On 9/2/11 2:45 PM, Christopher Jordan-Squire wrote:
> It doesn't have to parse the entire file to determine the dtypes. It
> builds up a regular expression for what it expects to see, in terms of
> dtypes. Then it just loops over the lines, only parsing if the regular
> expression doesn't match. It seems that a regex match is fast, but a
> regex fail is expensive.
interesting -- I wouldn't have expected a regex to be faster that simple
parsing, but that's why you profile!
> Setting array elements is not as fast for the masked record arrays.
> You must set entire rows at a time, so I have to build up each row as
> a list, and convert to a tuple, and then stuff it in the array.
hmmm -- that is a lot -- I was thinking of simple "set a value in an
array". I"ve also done a bunch of this in C, where's it's really fast.
However, rather than:
build a row as a list
build a row as a tuple
stuff into array
could you create an empty array scalar, and fill that, then put that in
your array:
In [4]: dt = np.dtype([('x',np.float32),('y', np.int32),('z', np.float64)])
In [5]: dt
Out[5]: dtype([('x', '<f4'), ('y', '<i4'), ('z', '<f8')])
In [6]: temp = np.empty((), dtype=dt)
In [9]: temp['x'] = 3
In [10]: temp['y'] = 4
In [11]: temp['z'] = 5
In [13]: a = np.zeros((4,), dtype = dt)
In [14]: a[0] = temp
In [15]: a
Out[15]:
array([(3.0, 4, 5.0), (0.0, 0, 0.0), (0.0, 0, 0.0), (0.0, 0, 0.0)],
dtype=[('x', '<f4'), ('y', '<i4'), ('z', '<f8')])
(and you could pass the array scalar into accumulator as well)
maybe it wouldn't be any faster, but with re-using temp, and one less
list-tuple conversion, and fewer python type to numpy type conversions,
maybe it would.
> it's even slower for the record arrays with missing data because I
> must branch between adding missing data versus adding real data.
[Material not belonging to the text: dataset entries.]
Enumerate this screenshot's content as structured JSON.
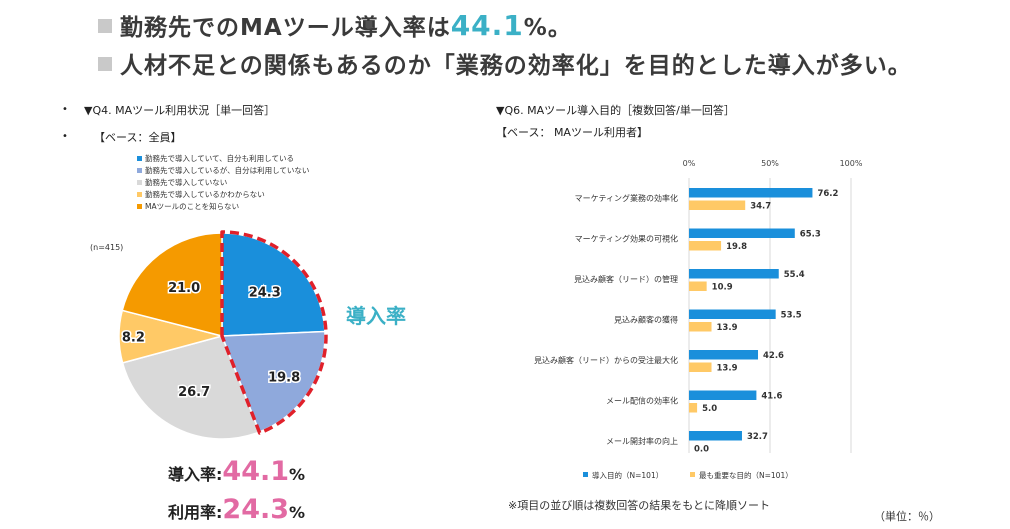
{
  "headline": {
    "line1_prefix": "勤務先でのMAツール導入率は",
    "line1_value": "44.1",
    "line1_suffix": "%。",
    "line2": "人材不足との関係もあるのか「業務の効率化」を目的とした導入が多い。"
  },
  "left": {
    "bullet": "•",
    "title": "▼Q4. MAツール利用状況［単一回答］",
    "base": "【ベース：全員】",
    "n_label": "(n=415)",
    "callout": "導入率",
    "summary": [
      {
        "label": "導入率:",
        "value": "44.1",
        "unit": "%"
      },
      {
        "label": "利用率:",
        "value": "24.3",
        "unit": "%"
      }
    ]
  },
  "right": {
    "title": "▼Q6. MAツール導入目的［複数回答/単一回答］",
    "base": "【ベース： MAツール利用者】",
    "footnote": "※項目の並び順は複数回答の結果をもとに降順ソート",
    "unit_note": "（単位：％）"
  },
  "chart_data": [
    {
      "type": "pie",
      "title": "MAツール利用状況",
      "n": 415,
      "categories": [
        "勤務先で導入していて、自分も利用している",
        "勤務先で導入しているが、自分は利用していない",
        "勤務先で導入していない",
        "勤務先で導入しているかわからない",
        "MAツールのことを知らない"
      ],
      "values": [
        24.3,
        19.8,
        26.7,
        8.2,
        21.0
      ],
      "labels": [
        "24.3",
        "19.8",
        "26.7",
        "8.2",
        "21.0"
      ],
      "colors": [
        "#1a8fdb",
        "#8fa9dc",
        "#d9d9d9",
        "#ffc966",
        "#f59a00"
      ],
      "highlight": "導入率 (24.3 + 19.8)",
      "legend_position": "top"
    },
    {
      "type": "bar",
      "orientation": "horizontal",
      "title": "MAツール導入目的",
      "categories": [
        "マーケティング業務の効率化",
        "マーケティング効果の可視化",
        "見込み顧客（リード）の管理",
        "見込み顧客の獲得",
        "見込み顧客（リード）からの受注最大化",
        "メール配信の効率化",
        "メール開封率の向上"
      ],
      "series": [
        {
          "name": "導入目的（N=101）",
          "color": "#1a8fdb",
          "values": [
            76.2,
            65.3,
            55.4,
            53.5,
            42.6,
            41.6,
            32.7
          ],
          "labels": [
            "76.2",
            "65.3",
            "55.4",
            "53.5",
            "42.6",
            "41.6",
            "32.7"
          ]
        },
        {
          "name": "最も重要な目的（N=101）",
          "color": "#ffc966",
          "values": [
            34.7,
            19.8,
            10.9,
            13.9,
            13.9,
            5.0,
            0.0
          ],
          "labels": [
            "34.7",
            "19.8",
            "10.9",
            "13.9",
            "13.9",
            "5.0",
            "0.0"
          ]
        }
      ],
      "xlim": [
        0,
        100
      ],
      "xticks": [
        "0%",
        "50%",
        "100%"
      ],
      "grid": true,
      "legend_position": "bottom"
    }
  ]
}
Might
> that be the reason for the slower performance than you'd expect?
could be -- I haven't thought about the missing data part much.
> I wonder if there are any really important cases where you'd actually
> lose something by simply recasting an entry to another dtype, as Derek
> suggested.
In general, it won't be a simple re-cast -- it will be a copy to a
subset -- which may be hard to write the code, but would save having to
re-parse the data.
Anyway, you know the issues, this is good stuff either way.